Subject: Re: Add "last record" and "last mbuf" pointers to sockbuf
To: Jason R Thorpe <thorpej@wasabisystems.com>
From: Jonathan Stone <jonathan@DSG.Stanford.EDU>
List: tech-kern
Date: 07/03/2002 14:02:39
In message <20020701143001.E3496@dr-evil.shagadelic.org>Jason R Thorpe writes:
>
>...going back to a conversation I started a few months ago...
>
>I am planning on adding "last record" and "last mbuf" pointers to
>the sockbuf structure.  This makes insertion of new data into the
>socket buffer O(C) rather than O(N).  When you're using large socket
>buffers, this really makes a difference.

A few points, in no particular order... 

  *  Great stuff.  Let's do it.

  * Yes, kttcp lets you focus on just the socket/mbuf-internal portions.
    However, if  typical usage *does* go to userspace, kttcp
    will overstate the relative (percentage), but not absolute
    (seconds/milliseconds of walltime) speedup.     I'm sure you know
    this. (I'm mostly wondering if the  30% speedup on a DP83820
    you mentioned yesterday included [kernel<->userspace overhead, or not.)

  * Some of the the names don't fit the pre-existing mbuf code, e.g.,
    sbappendrecord() vs. sbappend_stream()?
    I think sbappendstream() is a better fit.

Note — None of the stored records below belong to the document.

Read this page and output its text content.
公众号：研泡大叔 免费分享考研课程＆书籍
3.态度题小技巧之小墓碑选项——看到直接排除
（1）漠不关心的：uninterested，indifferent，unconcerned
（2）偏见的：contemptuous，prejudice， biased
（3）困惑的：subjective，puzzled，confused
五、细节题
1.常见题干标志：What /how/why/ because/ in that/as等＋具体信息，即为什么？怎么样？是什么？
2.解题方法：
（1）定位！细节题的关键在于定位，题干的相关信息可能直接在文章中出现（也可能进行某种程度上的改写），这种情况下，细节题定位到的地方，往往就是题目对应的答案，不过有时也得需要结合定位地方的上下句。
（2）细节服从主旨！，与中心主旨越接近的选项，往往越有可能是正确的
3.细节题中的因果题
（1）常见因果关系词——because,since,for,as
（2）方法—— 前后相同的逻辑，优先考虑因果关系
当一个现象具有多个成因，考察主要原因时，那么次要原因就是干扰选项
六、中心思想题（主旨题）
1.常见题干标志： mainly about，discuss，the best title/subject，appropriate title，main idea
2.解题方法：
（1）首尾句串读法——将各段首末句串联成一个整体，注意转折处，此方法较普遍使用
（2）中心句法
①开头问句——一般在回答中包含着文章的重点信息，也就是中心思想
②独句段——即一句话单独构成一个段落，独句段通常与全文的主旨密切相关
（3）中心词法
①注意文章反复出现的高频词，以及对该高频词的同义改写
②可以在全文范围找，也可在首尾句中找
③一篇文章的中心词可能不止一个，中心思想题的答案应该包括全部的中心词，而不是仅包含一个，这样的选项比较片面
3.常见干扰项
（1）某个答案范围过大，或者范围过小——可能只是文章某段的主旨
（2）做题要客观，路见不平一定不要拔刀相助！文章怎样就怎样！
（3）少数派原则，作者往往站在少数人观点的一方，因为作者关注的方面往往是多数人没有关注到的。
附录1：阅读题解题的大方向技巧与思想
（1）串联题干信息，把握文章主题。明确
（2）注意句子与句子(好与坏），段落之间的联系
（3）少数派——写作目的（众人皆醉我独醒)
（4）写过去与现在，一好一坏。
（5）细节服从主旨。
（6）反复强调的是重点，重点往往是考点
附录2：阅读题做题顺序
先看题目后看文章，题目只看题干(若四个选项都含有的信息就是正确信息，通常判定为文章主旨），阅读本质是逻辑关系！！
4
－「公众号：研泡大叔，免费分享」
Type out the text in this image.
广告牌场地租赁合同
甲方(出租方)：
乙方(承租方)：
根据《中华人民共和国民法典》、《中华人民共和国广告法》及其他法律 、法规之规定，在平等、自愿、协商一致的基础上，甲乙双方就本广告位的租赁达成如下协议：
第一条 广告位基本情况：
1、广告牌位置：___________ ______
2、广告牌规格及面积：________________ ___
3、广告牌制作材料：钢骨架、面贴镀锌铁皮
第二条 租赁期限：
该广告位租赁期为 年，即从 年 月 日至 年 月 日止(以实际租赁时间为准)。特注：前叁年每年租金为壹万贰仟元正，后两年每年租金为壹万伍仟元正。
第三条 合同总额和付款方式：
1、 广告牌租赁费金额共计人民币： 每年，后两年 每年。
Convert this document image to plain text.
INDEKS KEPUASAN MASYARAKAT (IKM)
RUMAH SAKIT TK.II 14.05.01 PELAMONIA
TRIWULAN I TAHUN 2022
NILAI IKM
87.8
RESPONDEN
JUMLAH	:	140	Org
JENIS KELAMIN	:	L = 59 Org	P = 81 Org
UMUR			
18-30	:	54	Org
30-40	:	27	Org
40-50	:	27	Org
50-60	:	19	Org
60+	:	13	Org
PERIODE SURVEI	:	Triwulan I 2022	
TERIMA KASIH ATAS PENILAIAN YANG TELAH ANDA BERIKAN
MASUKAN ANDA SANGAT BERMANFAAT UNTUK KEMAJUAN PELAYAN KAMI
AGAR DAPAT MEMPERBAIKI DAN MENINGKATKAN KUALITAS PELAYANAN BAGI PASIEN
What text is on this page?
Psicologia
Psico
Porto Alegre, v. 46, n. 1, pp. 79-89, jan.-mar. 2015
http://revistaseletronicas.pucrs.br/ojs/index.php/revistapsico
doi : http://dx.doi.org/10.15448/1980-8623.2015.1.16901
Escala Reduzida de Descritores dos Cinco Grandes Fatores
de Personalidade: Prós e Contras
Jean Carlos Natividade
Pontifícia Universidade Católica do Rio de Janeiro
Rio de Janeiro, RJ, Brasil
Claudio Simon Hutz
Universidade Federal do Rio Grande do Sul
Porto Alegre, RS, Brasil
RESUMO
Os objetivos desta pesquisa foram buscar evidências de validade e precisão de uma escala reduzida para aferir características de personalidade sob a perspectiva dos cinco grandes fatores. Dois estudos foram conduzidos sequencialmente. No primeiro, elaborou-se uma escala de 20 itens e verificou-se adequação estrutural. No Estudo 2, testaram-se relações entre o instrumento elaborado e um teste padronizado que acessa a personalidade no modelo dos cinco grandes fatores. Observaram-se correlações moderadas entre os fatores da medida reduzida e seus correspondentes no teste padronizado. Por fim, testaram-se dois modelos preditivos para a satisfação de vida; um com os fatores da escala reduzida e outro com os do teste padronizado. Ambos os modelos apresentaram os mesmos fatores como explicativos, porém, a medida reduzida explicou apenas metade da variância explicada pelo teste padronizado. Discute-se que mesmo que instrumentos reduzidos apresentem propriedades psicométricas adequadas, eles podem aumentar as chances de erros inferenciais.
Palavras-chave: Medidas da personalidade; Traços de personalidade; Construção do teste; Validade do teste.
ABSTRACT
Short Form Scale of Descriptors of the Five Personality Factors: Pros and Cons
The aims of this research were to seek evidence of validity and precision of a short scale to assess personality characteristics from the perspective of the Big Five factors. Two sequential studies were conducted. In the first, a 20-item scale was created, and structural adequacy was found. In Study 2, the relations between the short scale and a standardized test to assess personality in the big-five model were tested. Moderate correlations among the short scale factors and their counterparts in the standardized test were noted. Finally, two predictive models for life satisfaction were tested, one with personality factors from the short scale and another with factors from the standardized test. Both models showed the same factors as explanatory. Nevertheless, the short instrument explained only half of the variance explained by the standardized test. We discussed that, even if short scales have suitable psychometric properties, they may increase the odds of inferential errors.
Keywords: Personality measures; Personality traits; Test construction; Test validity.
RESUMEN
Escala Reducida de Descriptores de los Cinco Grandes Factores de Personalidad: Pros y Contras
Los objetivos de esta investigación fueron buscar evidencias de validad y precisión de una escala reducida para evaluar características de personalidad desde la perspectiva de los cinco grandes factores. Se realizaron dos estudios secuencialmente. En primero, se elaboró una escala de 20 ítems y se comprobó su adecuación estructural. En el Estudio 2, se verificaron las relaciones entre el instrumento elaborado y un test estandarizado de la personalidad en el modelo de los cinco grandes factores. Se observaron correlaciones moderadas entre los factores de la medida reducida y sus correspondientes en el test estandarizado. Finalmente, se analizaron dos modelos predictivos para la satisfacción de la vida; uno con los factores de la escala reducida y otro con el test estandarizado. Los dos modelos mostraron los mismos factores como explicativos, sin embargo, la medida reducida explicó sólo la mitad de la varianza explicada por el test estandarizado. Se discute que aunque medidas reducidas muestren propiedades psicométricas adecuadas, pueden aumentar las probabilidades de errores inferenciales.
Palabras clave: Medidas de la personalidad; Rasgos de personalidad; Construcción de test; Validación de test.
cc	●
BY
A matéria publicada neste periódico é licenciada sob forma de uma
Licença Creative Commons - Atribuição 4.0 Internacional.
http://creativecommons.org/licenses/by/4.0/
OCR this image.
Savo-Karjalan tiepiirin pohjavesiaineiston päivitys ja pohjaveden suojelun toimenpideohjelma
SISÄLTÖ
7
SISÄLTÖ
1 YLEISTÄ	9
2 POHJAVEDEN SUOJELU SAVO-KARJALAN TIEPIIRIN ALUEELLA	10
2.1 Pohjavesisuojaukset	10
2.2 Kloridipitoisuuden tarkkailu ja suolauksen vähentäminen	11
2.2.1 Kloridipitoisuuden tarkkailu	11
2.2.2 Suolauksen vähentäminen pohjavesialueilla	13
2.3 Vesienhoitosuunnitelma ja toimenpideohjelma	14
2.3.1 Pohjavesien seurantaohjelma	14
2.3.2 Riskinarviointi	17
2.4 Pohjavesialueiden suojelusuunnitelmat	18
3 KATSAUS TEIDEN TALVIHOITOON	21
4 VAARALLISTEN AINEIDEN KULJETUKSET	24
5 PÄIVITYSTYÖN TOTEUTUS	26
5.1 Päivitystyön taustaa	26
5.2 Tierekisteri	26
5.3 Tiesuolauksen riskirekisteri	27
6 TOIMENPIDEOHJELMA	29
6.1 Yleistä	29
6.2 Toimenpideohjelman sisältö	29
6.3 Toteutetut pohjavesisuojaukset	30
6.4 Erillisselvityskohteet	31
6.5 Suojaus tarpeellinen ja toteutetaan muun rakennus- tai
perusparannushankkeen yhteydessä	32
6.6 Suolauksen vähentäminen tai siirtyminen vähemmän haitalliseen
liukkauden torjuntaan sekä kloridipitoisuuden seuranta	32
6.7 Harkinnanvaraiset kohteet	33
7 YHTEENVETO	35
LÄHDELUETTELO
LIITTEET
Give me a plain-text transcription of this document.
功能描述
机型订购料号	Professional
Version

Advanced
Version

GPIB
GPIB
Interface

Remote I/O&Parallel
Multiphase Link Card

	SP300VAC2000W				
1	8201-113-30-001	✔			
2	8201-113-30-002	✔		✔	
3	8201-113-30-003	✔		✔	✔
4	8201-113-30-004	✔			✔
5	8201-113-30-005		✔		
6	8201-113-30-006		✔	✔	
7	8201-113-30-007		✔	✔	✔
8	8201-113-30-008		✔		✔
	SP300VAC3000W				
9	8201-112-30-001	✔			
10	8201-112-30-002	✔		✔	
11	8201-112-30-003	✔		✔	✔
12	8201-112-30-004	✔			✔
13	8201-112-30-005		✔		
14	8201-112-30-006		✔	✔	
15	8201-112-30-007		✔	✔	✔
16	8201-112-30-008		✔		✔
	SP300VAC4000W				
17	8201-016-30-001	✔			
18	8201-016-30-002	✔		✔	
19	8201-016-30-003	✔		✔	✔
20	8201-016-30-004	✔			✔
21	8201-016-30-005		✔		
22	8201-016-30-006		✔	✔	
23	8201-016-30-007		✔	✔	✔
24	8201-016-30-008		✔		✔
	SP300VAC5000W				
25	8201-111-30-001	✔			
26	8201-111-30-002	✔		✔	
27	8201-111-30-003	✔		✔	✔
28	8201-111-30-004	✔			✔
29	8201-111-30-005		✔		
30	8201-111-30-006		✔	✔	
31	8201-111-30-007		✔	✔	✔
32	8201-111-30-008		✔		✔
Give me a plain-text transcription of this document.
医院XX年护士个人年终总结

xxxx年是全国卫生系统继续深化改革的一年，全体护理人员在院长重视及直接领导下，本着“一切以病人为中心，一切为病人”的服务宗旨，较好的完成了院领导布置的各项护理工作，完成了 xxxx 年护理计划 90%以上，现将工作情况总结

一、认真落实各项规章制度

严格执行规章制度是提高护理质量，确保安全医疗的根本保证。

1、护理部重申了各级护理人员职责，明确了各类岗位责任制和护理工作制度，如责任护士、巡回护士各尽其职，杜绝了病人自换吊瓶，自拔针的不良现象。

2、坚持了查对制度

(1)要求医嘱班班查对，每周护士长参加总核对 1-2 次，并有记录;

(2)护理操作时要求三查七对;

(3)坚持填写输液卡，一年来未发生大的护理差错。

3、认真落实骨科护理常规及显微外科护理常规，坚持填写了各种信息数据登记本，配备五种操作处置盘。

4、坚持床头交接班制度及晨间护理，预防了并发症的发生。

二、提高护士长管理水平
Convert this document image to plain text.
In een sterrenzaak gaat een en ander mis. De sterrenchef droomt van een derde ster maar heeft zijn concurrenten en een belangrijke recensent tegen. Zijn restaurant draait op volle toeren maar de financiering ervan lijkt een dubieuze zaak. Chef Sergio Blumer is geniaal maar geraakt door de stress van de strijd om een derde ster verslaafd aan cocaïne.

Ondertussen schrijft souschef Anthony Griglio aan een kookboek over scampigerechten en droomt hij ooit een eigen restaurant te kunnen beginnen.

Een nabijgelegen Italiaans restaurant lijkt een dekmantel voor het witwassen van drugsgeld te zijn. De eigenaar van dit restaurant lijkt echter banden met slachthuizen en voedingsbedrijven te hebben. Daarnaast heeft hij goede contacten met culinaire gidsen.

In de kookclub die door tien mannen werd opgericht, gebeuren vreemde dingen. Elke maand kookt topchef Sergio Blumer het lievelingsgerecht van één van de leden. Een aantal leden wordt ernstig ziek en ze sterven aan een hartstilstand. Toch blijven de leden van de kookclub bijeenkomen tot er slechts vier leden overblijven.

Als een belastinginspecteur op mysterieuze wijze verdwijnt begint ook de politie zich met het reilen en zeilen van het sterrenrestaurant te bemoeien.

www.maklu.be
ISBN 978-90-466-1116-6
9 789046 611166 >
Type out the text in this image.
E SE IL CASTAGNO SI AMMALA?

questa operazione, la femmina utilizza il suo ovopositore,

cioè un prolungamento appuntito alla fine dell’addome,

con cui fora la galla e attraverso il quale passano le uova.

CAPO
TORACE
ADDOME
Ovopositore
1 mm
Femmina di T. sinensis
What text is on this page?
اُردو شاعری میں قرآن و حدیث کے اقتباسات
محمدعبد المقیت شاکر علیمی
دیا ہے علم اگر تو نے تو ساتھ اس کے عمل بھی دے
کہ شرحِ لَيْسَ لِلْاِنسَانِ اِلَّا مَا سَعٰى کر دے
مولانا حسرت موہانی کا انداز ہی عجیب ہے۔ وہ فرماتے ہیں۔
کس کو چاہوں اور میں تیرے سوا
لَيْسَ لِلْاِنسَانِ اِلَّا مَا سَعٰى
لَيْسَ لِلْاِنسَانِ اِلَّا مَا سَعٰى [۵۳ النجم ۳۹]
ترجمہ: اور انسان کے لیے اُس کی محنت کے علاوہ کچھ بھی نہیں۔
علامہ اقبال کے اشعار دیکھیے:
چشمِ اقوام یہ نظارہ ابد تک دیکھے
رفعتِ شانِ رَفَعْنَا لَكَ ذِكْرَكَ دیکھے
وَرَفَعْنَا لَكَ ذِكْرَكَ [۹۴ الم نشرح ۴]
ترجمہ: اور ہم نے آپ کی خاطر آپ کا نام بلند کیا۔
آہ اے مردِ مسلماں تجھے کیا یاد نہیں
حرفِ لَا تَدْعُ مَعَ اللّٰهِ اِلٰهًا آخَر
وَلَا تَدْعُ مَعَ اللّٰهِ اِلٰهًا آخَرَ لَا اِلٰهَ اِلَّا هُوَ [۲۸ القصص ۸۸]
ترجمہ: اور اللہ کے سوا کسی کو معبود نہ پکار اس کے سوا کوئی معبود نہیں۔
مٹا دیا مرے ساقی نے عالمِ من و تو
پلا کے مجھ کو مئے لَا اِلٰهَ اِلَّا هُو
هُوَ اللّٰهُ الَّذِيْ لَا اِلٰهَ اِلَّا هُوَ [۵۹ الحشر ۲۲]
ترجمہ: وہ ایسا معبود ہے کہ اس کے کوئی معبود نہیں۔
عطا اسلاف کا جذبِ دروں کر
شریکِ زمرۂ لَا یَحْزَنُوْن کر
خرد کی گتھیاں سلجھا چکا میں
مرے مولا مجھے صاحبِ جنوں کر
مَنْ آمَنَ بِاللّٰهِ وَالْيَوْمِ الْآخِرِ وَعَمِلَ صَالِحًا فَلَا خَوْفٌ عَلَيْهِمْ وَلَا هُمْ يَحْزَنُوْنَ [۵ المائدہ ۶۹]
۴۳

    The SB_UPDATE_TAIL() macro gets used a lot, and what it
    does wasn't immediatley clear. I'd find the patch much easier
    to read/follow if this macro-name included some hint that it just
    checks for a null socketqueue; and if so, nulls the tail pointer.
    I dunno, SB_EMPTY_FIXUP() or something similar? 

  *  Your dgram bugs: For a dgram socket,  the "tail" pointer
     wants to point to the head of the last *chain* (not the last mbuf
     in the chain).  For a pure stream socket, it wants
     to point to the last mbuf in the last chain.  [I need more
     coffee to remember how streams with record boundaries (TP4) work].
     I'll hazard a guess that your bugs are here, somewhere.

     I promise to read the patch over the weekend.

  * is it worth doing a TCP `fast path' in sosend?.
    The historical motivation was perverse apps which did
    large numbers of small (3-byte) write()s on TCP sockets.
    It's a natural fit with keeping an explicit tail pointer.
    (IIRC there were certain  workloads/ benchmarks where it made
    a signficant win. However the motivating apps/benchmarks may be long-dead).

  *  Again: great stuff.  Let's iron the bugs out and do it.